However, they did succeed in one thing: they fundamentally changed the conversation around federal employment. The "return to office" mandate for federal workers, which Ramaswamy and Musk championed together in late 2024, led to a massive wave of voluntary resignations. For them, that's a win.
Actionable Insights for the "DOGE" Era
Whether you love or hate the influence of Vivek Ramaswamy and Elon Musk, their collaboration set a blueprint for future "disruptors" in government. Here is what we can learn from the 2025-2026 DOGE experiment:
- Watch the "Return to Office" Policies: If you're a federal contractor or employee, understand that "efficiency" is often just a code word for making the job difficult enough that people quit. This is a deliberate strategy used to bypass the civil service laws that prevent mass firing.
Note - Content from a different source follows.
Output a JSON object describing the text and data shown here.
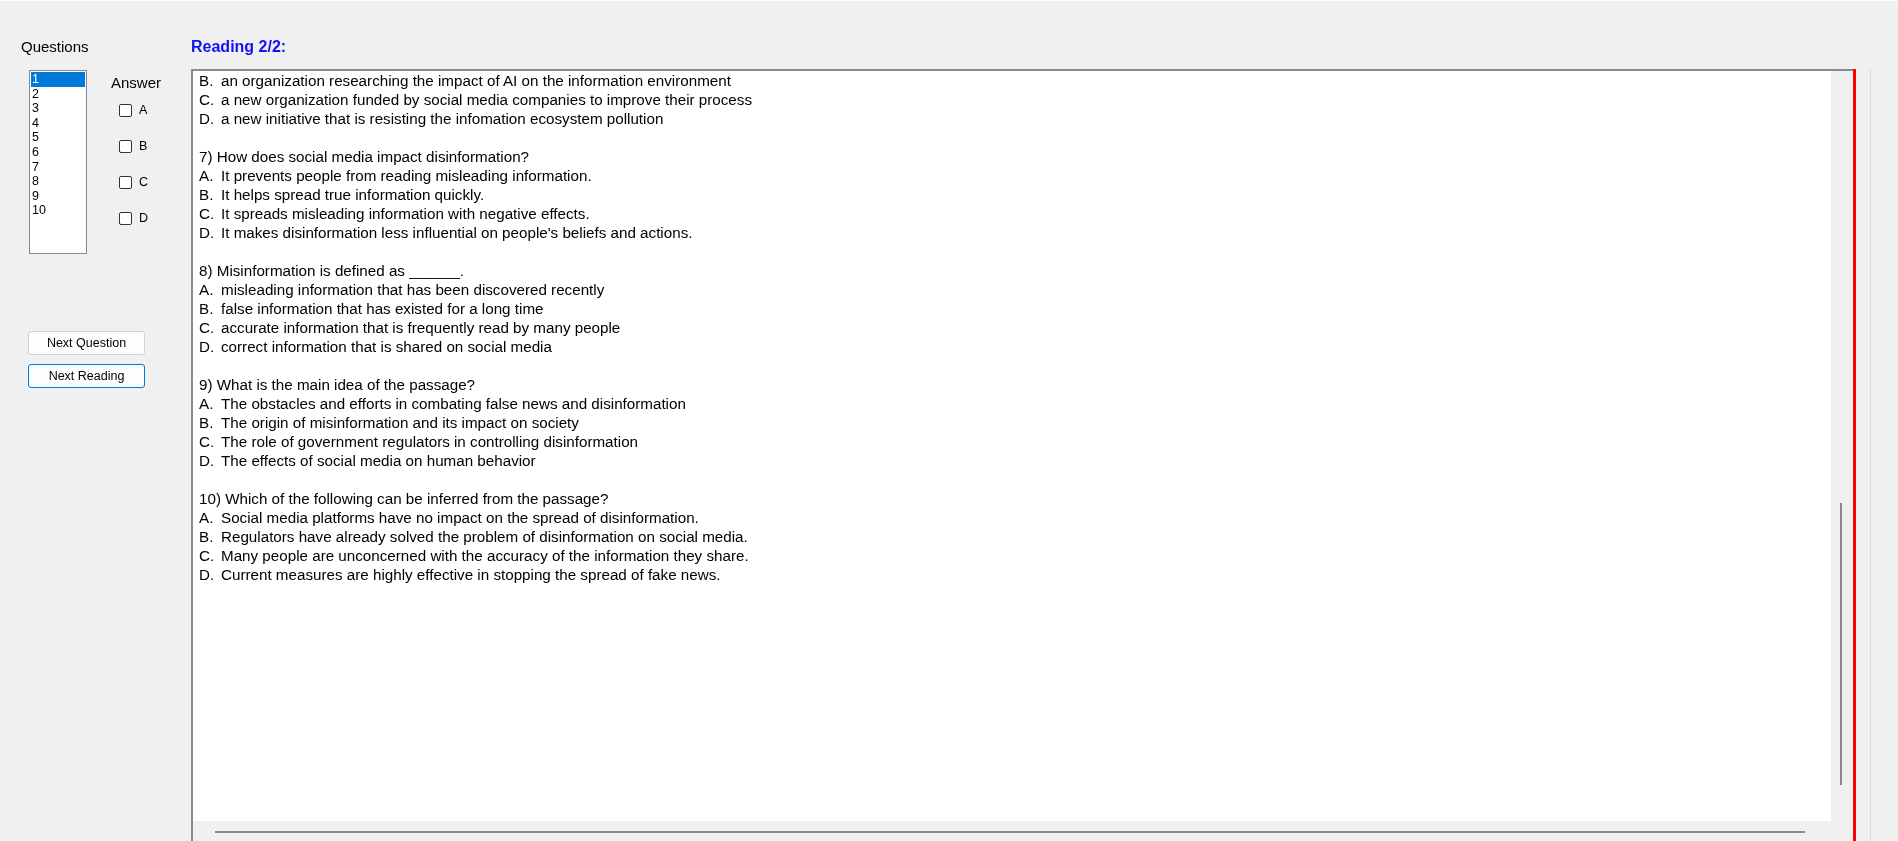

- Monitor the Legal Precedents: The lawsuits surrounding DOGE's access to Treasury data and Social Security numbers are still winding through the courts. The outcome will determine if future presidents can use "outside advisors" to bypass agency bureaucracy.
- Follow the Money, Not the Memes: The "leaderboard of dumb spending" was entertaining, but the real impact was in the cancellation of specific federal contracts. Keep an eye on how procurement rules are changing for small businesses and tech startups.
The partnership might have been short-lived, but the "entrepreneurial approach" to government is likely here to stay. Just don't expect it to look as clean as a Tesla factory floor.